Sunday, February 1, 2009

N C Wyeth and Grandson Both Die on Tracks


When do you know a train is approaching? Amazingly, the time between when you hear, see, or feel a train's approach and when it crosses your path can be so short that you don't have the time to react. Whatever happened that sunlit morning in Pennsylvania, both N C Wyeth and his grandson Newell, who had yet to turn four, died in the crash. Newell was Nathaniel (N C's son) and Caroline Wyeth's second born child. The first had also died but in that child's case shortly after birth. Newell had become the cornerstone of N C's life when he wasn't painting. Every morning N C would pick Newell up and take him on his round of errands. They had stopped at least one other time that morning to look at the beauty of the countryside.
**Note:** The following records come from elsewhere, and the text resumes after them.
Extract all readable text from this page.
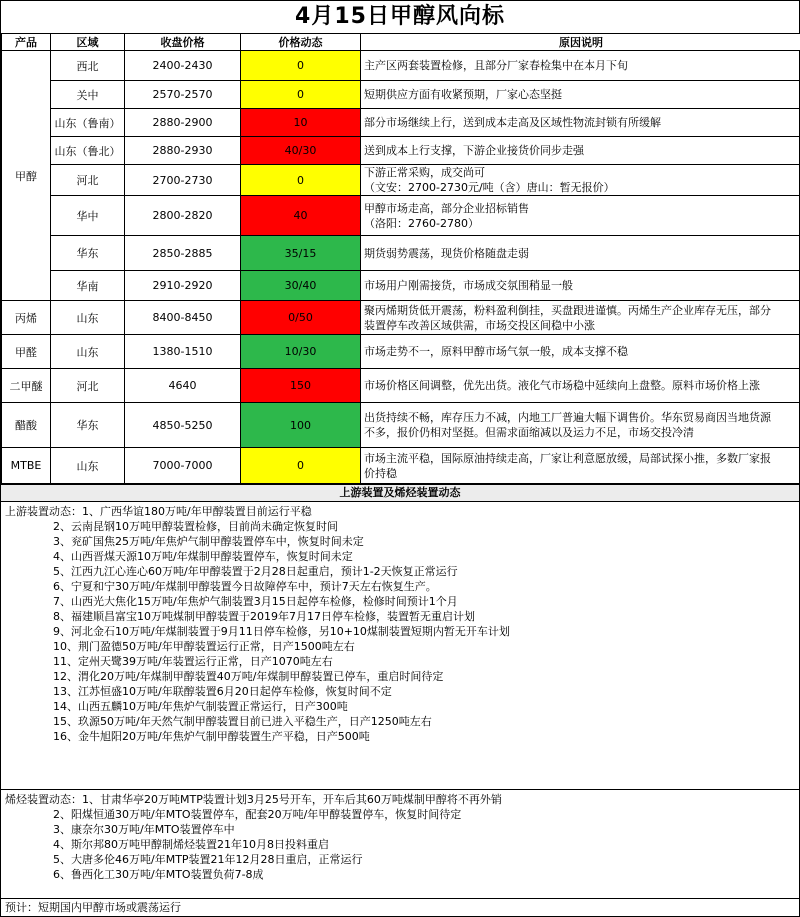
4月15日甲醇风向标
产品	区域	收盘价格	价格动态	原因说明
甲醇	西北	2400-2430	0	主产区两套装置检修，且部分厂家春检集中在本月下旬

	关中	2570-2570	0	短期供应方面有收紧预期，厂家心态坚挺

	山东（鲁南）	2880-2900	10	部分市场继续上行，送到成本走高及区域性物流封锁有所缓解

	山东（鲁北）	2880-2930	40/30	送到成本上行支撑，下游企业接货价同步走强

	河北	2700-2730	0	下游正常采购，成交尚可
（文安：2700-2730元/吨（含）唐山：暂无报价）

	华中	2800-2820	40	甲醇市场走高，部分企业招标销售
（洛阳：2760-2780）

	华东	2850-2885	35/15	期货弱势震荡，现货价格随盘走弱

	华南	2910-2920	30/40	市场用户刚需接货，市场成交氛围稍显一般

丙烯	山东	8400-8450	0/50	聚丙烯期货低开震荡，粉料盈利倒挂，买盘跟进谨慎。丙烯生产企业库存无压，部分
装置停车改善区域供需，市场交投区间稳中小涨

甲醛	山东	1380-1510	10/30	市场走势不一，原料甲醇市场气氛一般，成本支撑不稳

二甲醚	河北	4640	150	市场价格区间调整，优先出货。液化气市场稳中延续向上盘整。原料市场价格上涨

醋酸	华东	4850-5250	100	出货持续不畅，库存压力不减，内地工厂普遍大幅下调售价。华东贸易商因当地货源
不多，报价仍相对坚挺。但需求面缩减以及运力不足，市场交投冷清

MTBE	山东	7000-7000	0	市场主流平稳，国际原油持续走高，厂家让利意愿放缓，局部试探小推，多数厂家报
价持稳
上游装置及烯烃装置动态
上游装置动态：1、广西华谊180万吨/年甲醇装置目前运行平稳
2、云南昆钢10万吨甲醇装置检修，目前尚未确定恢复时间
3、兖矿国焦25万吨/年焦炉气制甲醇装置停车中，恢复时间未定
4、山西晋煤天源10万吨/年煤制甲醇装置停车，恢复时间未定
5、江西九江心连心60万吨/年甲醇装置于2月28日起重启，预计1-2天恢复正常运行
6、宁夏和宁30万吨/年煤制甲醇装置今日故障停车中，预计7天左右恢复生产。
7、山西光大焦化15万吨/年焦炉气制装置3月15日起停车检修，检修时间预计1个月
8、福建顺昌富宝10万吨煤制甲醇装置于2019年7月17日停车检修，装置暂无重启计划
9、河北金石10万吨/年煤制装置于9月11日停车检修，另10+10煤制装置短期内暂无开车计划
10、荆门盈德50万吨/年甲醇装置运行正常，日产1500吨左右
11、定州天鹭39万吨/年装置运行正常，日产1070吨左右
12、渭化20万吨/年煤制甲醇装置40万吨/年煤制甲醇装置已停车，重启时间待定
13、江苏恒盛10万吨/年联醇装置6月20日起停车检修，恢复时间不定
14、山西五麟10万吨/年焦炉气制装置正常运行，日产300吨
15、玖源50万吨/年天然气制甲醇装置目前已进入平稳生产，日产1250吨左右
16、金牛旭阳20万吨/年焦炉气制甲醇装置生产平稳，日产500吨
烯烃装置动态：1、甘肃华亭20万吨MTP装置计划3月25号开车，开车后其60万吨煤制甲醇将不再外销
2、阳煤恒通30万吨/年MTO装置停车，配套20万吨/年甲醇装置停车，恢复时间待定
3、康奈尔30万吨/年MTO装置停车中
4、斯尔邦80万吨甲醇制烯烃装置21年10月8日投料重启
5、大唐多伦46万吨/年MTP装置21年12月28日重启，正常运行
6、鲁西化工30万吨/年MTO装置负荷7-8成
预计：短期国内甲醇市场或震荡运行
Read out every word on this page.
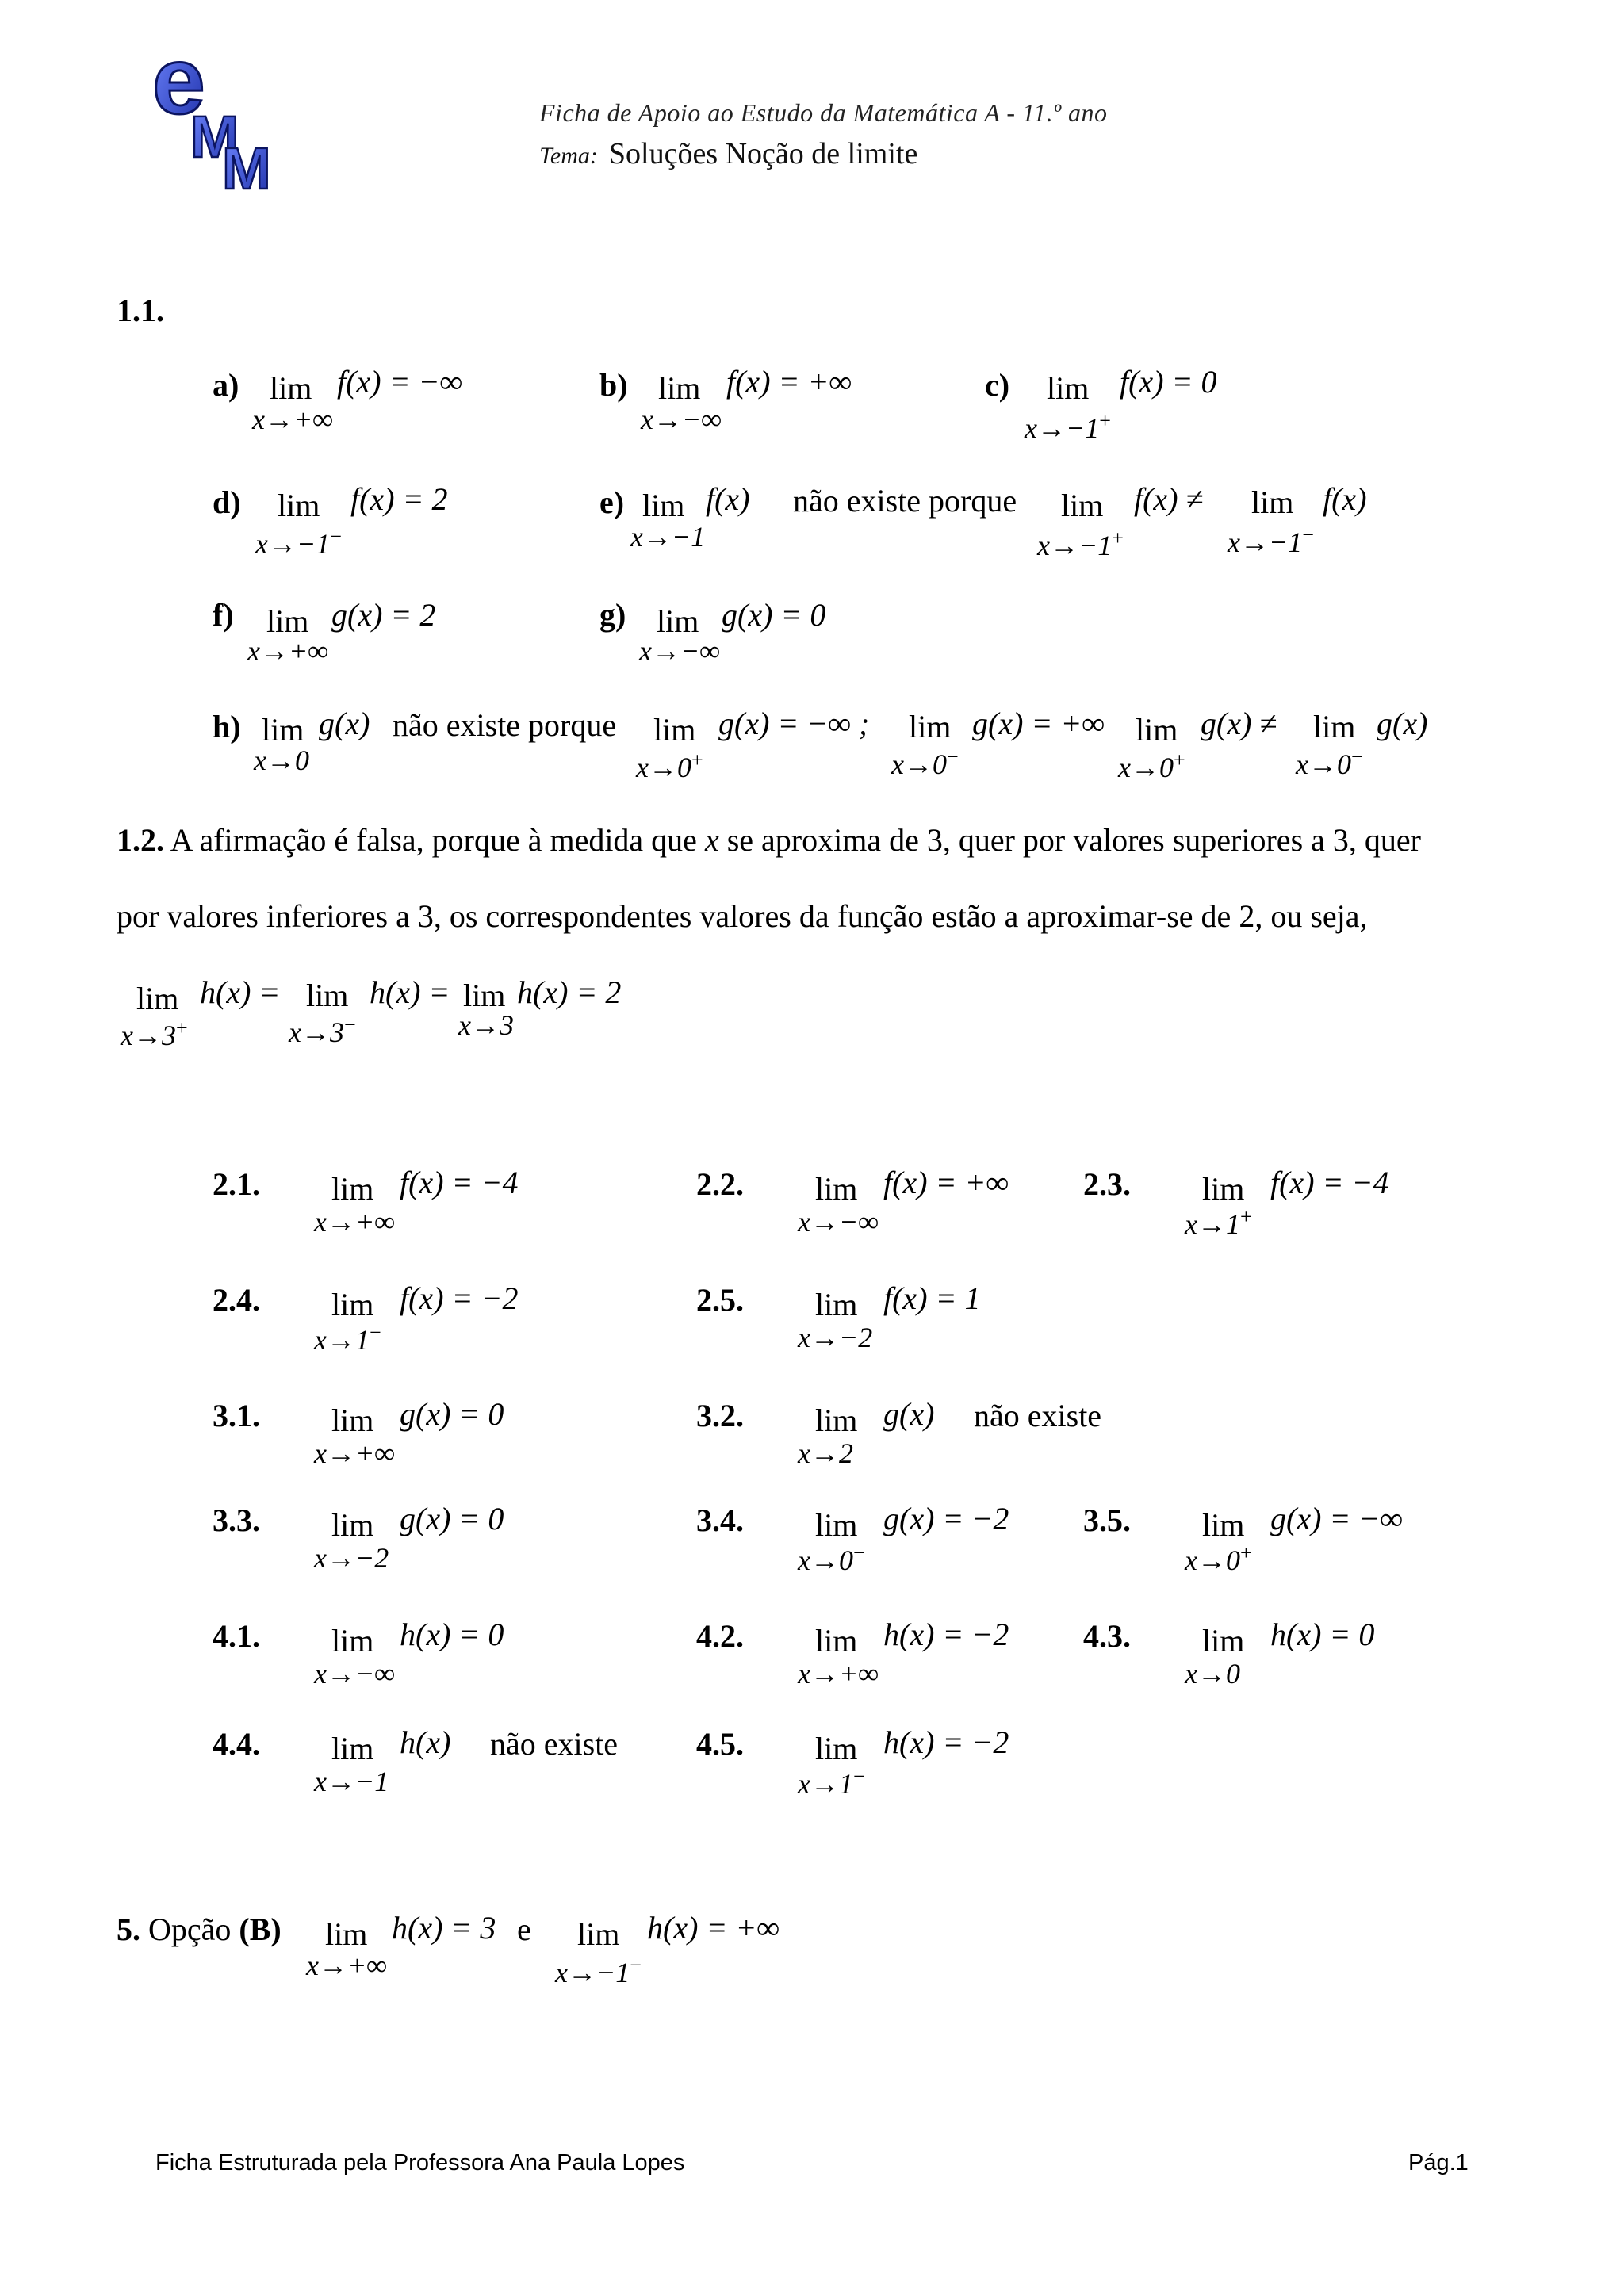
e
M
M
Ficha de Apoio ao Estudo da Matemática A - 11.º ano
Tema: Soluções Noção de limite
1.1.
a) lim f(x) = −∞
x→+∞
b) lim f(x) = +∞
x→−∞
c) lim f(x) = 0
x→−1+
d) lim f(x) = 2
x→−1−
e) lim f(x)
x→−1
não existe porque lim f(x) ≠
x→−1+
lim f(x)
x→−1−
f) lim g(x) = 2
x→+∞
g) lim g(x) = 0
x→−∞
h) lim g(x)
x→0
não existe porque lim g(x) = −∞ ;
x→0+
lim g(x) = +∞
x→0−
lim g(x) ≠
x→0+
lim g(x)
x→0−
1.2. A afirmação é falsa, porque à medida que x se aproxima de 3, quer por valores superiores a 3, quer
por valores inferiores a 3, os correspondentes valores da função estão a aproximar-se de 2, ou seja,
lim h(x) =
x→3+
lim h(x) =
x→3−
lim h(x) = 2
x→3
2.1. lim f(x) = −4
x→+∞
2.2. lim f(x) = +∞
x→−∞
2.3. lim f(x) = −4
x→1+
2.4. lim f(x) = −2
x→1−
2.5. lim f(x) = 1
x→−2
3.1. lim g(x) = 0
x→+∞
3.2. lim g(x)
x→2
não existe
3.3. lim g(x) = 0
x→−2
3.4. lim g(x) = −2
x→0−
3.5. lim g(x) = −∞
x→0+
4.1. lim h(x) = 0
x→−∞
4.2. lim h(x) = −2
x→+∞
4.3. lim h(x) = 0
x→0
4.4. lim h(x)
x→−1
não existe 4.5. lim h(x) = −2
x→1−
5. Opção (B) lim h(x) = 3
x→+∞
e lim h(x) = +∞
x→−1−
Ficha Estruturada pela Professora Ana Paula Lopes	Pág.1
The happenings of that morning and the intrigue going on in the Wyeth family at the time make Wyeth's life loom large as do his canvases. It's all very gothic and well documented in David Michaelis' biography of N C published in 1998. Having been "trapped" in a car myself when a locomotive has approached, I can only hope that young Newell was unaware of the steam engine as it hurtled towards the car.

Caroline Wyeth had written many poems in her life including this one sometime after the death of her first baby.


A Child Is Born

The mind cannot accept a wound
too deep upon the heart.
When tragedy with cutting knife
descends, the two must part.
The heart to stagger on alone,
unsuccored and unseen,
'Till time at last comes to her side
her painful wound to clea
n.

Perhaps those words were of comfort to her with this second tragedy, the death of both her young son and her father-in-law/confidant, N C. Wyeth.